Sur le bien-fondé du jugement attaqué :
En premier lieu, aux termes de l’article R. 423-54 du code de l’urbanisme : « Lorsque le projet est situé dans le périmètre d’un site patrimonial remarquable ou dans les abords des monuments historiques, l’autorité compétente recueille l’accord ou, pour les projets mentionnés à l’article L. 632-2-1 du code du patrimoine, l’avis de l’architecte des Bâtiments de France. » L’article L. 632-2 du code du patrimoine dispose que : « I. – L’autorisation prévue à l’article L. 632-1 est, sous réserve de l’article L. 632-2-1, subordonnée à l’accord de l’architecte des Bâtiments de France, le cas échéant assorti de prescriptions motivées.
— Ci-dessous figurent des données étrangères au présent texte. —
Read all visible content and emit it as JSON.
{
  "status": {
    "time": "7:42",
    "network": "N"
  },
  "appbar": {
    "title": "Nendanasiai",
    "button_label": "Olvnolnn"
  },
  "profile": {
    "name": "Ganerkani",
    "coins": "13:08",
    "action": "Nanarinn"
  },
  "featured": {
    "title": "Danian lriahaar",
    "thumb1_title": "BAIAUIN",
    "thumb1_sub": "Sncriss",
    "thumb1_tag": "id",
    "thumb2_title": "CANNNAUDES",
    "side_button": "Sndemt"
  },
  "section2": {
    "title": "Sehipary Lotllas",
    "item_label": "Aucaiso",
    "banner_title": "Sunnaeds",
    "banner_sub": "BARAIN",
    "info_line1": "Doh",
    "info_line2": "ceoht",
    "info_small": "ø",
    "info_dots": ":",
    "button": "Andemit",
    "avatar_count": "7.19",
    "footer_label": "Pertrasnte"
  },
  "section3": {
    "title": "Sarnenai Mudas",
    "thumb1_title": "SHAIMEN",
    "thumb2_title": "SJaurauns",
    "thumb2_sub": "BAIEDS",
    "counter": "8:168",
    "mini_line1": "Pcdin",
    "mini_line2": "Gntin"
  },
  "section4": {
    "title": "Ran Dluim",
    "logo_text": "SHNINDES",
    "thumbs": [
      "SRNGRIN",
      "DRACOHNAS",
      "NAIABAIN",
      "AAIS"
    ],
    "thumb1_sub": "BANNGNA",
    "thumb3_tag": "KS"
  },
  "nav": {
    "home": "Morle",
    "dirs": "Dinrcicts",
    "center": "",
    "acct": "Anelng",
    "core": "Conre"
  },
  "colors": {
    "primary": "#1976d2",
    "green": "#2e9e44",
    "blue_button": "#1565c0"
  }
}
A ce titre, ce dernier s’assure du respect de l’intérêt public attaché au patrimoine, à l’architecture, au paysage naturel ou urbain, à la qualité des constructions et à leur insertion harmonieuse dans le milieu environnant. Il s’assure, le cas échéant, du respect des règles du plan de sauvegarde et de mise en valeur ou du plan de valorisation de l’architecture et du patrimoine. Tout avis défavorable de l’architecte des Bâtiments de France rendu dans le cadre de la procédure prévue au présent alinéa comporte une mention informative sur les possibilités de recours à son encontre et sur les modalités de ce recours. Le permis de construire, le permis de démolir, le permis d’aménager, l’absence d’opposition à déclaration préalable, l’autorisation environnementale prévue à l’article L. 181-1 du code de l’environnement ou l’autorisation prévue au titre des sites classés en application de l’article L. 341-10 du même code tient lieu de l’autorisation prévue à l’article L. 632-1 du présent code si l’architecte des Bâtiments de France a donné son accord, dans les conditions prévues au premier alinéa du présent I. En cas de silence de l’architecte des Bâtiments de France, cet accord est réputé donné. (…) ».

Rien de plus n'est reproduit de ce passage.